China Ratings Firm Bets on LGFV Bond Rush for Offshore Push
(Bloomberg) -- Surging offshore bond sales from Chinese borrowers are prompting another rating firm from the country to start assessing such securities.
Lianhe Ratings Global Ltd., an affiliate of the nation’s second-biggest ratings company, is focusing on local government financing vehicles and real estate developers at the start of its expansion, Chief Executive Officer Stan Ho said in an interview in Hong Kong. LGFVs, which help build the nation’s towns and cities, have increased dollar offerings amid lingering perceptions of state support. Click here to read more.

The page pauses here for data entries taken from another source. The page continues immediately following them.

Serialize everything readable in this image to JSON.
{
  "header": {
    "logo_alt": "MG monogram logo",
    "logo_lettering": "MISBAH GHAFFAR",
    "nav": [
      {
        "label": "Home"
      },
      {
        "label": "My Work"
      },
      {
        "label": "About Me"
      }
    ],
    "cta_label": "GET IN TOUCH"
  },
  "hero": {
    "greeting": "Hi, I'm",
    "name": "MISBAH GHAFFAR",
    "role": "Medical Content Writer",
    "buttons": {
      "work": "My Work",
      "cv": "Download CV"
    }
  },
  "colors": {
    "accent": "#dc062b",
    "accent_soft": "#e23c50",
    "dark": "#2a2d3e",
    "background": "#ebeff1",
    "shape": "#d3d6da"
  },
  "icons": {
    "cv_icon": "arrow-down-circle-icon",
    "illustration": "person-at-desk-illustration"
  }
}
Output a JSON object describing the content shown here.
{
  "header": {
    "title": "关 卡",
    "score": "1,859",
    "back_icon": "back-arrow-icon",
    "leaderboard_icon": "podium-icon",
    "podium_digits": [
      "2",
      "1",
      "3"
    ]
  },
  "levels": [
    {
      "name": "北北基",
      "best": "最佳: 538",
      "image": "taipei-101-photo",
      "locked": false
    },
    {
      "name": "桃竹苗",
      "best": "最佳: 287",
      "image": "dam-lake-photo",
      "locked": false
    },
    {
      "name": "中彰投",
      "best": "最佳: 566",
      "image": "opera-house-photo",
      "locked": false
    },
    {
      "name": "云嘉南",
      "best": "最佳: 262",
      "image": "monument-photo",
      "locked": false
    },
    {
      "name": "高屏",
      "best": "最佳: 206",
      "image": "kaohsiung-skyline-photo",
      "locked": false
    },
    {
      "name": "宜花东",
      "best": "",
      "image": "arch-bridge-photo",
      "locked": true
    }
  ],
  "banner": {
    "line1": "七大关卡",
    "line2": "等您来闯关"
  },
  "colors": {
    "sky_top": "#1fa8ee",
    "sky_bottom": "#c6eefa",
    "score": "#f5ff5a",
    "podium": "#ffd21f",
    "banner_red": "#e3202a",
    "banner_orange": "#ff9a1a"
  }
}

Chinese rating firms have increasingly been looking to expand overseas as the nation’s companies lead Asian dollar bond sales. Pengyuan Credit Rating (Hong Kong) Co. built out a team from 2017 to analyze offshore bond issuers. Chinese credit assessors must gain acceptance from investors used to international peers including Moody’s Investors Service and S&P Global Ratings, and push back against perceptions that their ratings have been too lenient.
The increasing clout of Chinese issuers overseas, along with the major role that the nation’s arrangers and investors now play offshore, means that now is a good time to expand, Ho said.
Despite a tougher year, Chinese companies still account for more than 63 percent of the $213 billion dollar bond issuance from the Asia-ex Japan region.
And LGFVs are one area of likely growth. Lianhe Global’s expansion will initially focus on the existing issuer base of its parent and sister companies in China. China Lianhe Credit Rating rates more than 1,000 LGFVs at home, though only a handful of them have tapped the offshore bond market.
Lianhe Ratings Global currently has nine staff, with six on the rating analytics side, said Ho. It plans to hire one more senior analyst and another to focus on investor development by the end of this year.
The rating firm will also focus on industrials, financial institutions and structured finance as it seeks to expand overseas.
In the longer run, it aims to rate firms from Hong Kong and Singapore.